Мы усаживаемся за столик на улице, и я радуюсь полуденному солнцу, которое светит мне прямо в лицо.
Еще только конец апреля, но на улицах уже полно иностранцев, нагруженных пакетами с покупками. Некоторые из них здороваются с Мишелем, задают тот же вопрос, что и patron: «Воп festival?» В ответ он кивает, а иногда поднимается, что бы пожать кому-нибудь руку или, на французский манер, обменяться поцелуями. По большей части Мишель переговаривается с похожими на бизнесменов мужчинами в дорогих блейзерах, легких брюках и мягких итальянских мокасинах. Они говорят о делах. Сегодня последний день весеннего телевизионного фестиваля, который всегда предшествует прославленному Каннскому. И тот и другой проходят параллельно с кинорынками, и именно последние диктуют правила игры. Мне кажется, что мир создания программ и съемок фильмов бесконечно далек от этих коммерческих хитросплетений. Я восхищаюсь Мишелем, который, похоже, чувствует себя в мире бизнеса как рыба в воде, и лишний раз убеждаюсь, что нам предстоит еще многое друг о друге узнать.
Проворный официант приносит нам бокалы с розовым «Кот-де-Прованс», ставит на стол фарфоровые мисочки с оливками, нарезанной темно-розовой saucisson[21] и хрустящим картофелем и, не сказав ни слова, удаляется. Мы чокаемся и тоже молчим, потягивая вино. Наши мысли все еще там — на напоенных ароматом сосен склонах холмов, где вдалеке от шикарных отелей прячется в зелени «Аппассионата».
— Все-таки жаль, что мы не сможем ее купить, — наконец произношу я вслух.
— А я думаю, попробовать стоит. Они, кажется, хотят от нее избавиться, так давай предложим свою цену.
— Да как же мы сможем?..
Мишель достает из кармана ручку, разворачивает на столе салфетку, и мы начинаем записывать на ней суммы и курсы валют. Чернила расплываются на мягкой бумаге. Все и так ясно. Эта вилла нам не по карману. Есть ведь еще Ванесса и Кларисса, дочки Мишеля от первого брака, и о них тоже надо помнить.
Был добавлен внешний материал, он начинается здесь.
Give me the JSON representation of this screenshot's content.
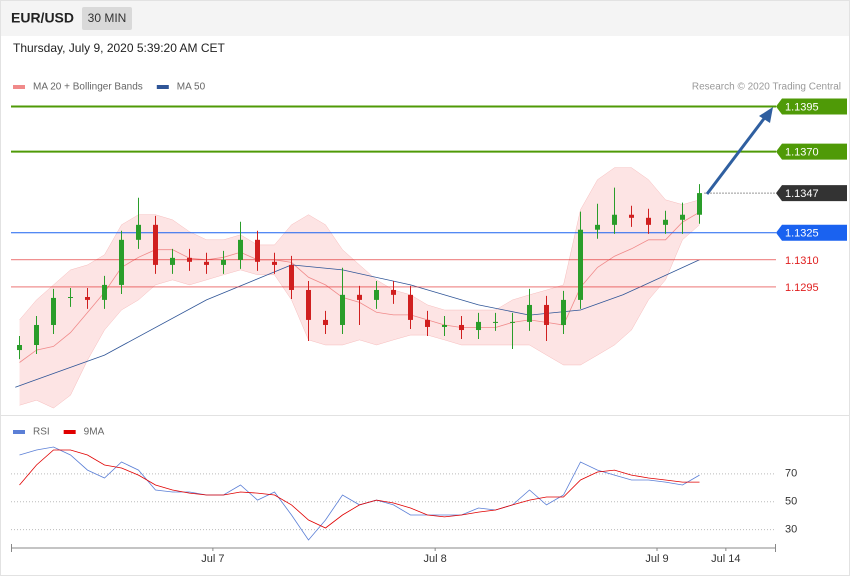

— Правда, у фунта сейчас высокий курс, — с надеждой говорю я, — и это нам на руку. Но все равно мы не можем позволить себе такую покупку.
Я украдкой бросаю взгляд на башенные часы в старом городе. Начало второго. Шарпи уже закрыл свой офис на бульваре Круазетт до понедельника. А к понедельнику мы отсюда уедем. Я вернусь в Лондон, где, говорят, идет дождь, а Мишель — в Париж. Я отворачиваюсь, смотрю на аллею, ведущую к старому рыбному рынку, а потом поднимаю взгляд выше, туда, где над кварталами ярко раскрашенных домов виднеются верхушки зеленых холмов. Я не могу определить, на каком из них скрывается «Аппассионата», но точно знаю, что жизнь там будет отличаться от пропитанной запахом денег жизни в Каннах так же сильно, как телевизионный рынок отличатся от хорошо знакомого мне захватывающего процесса создания фильма.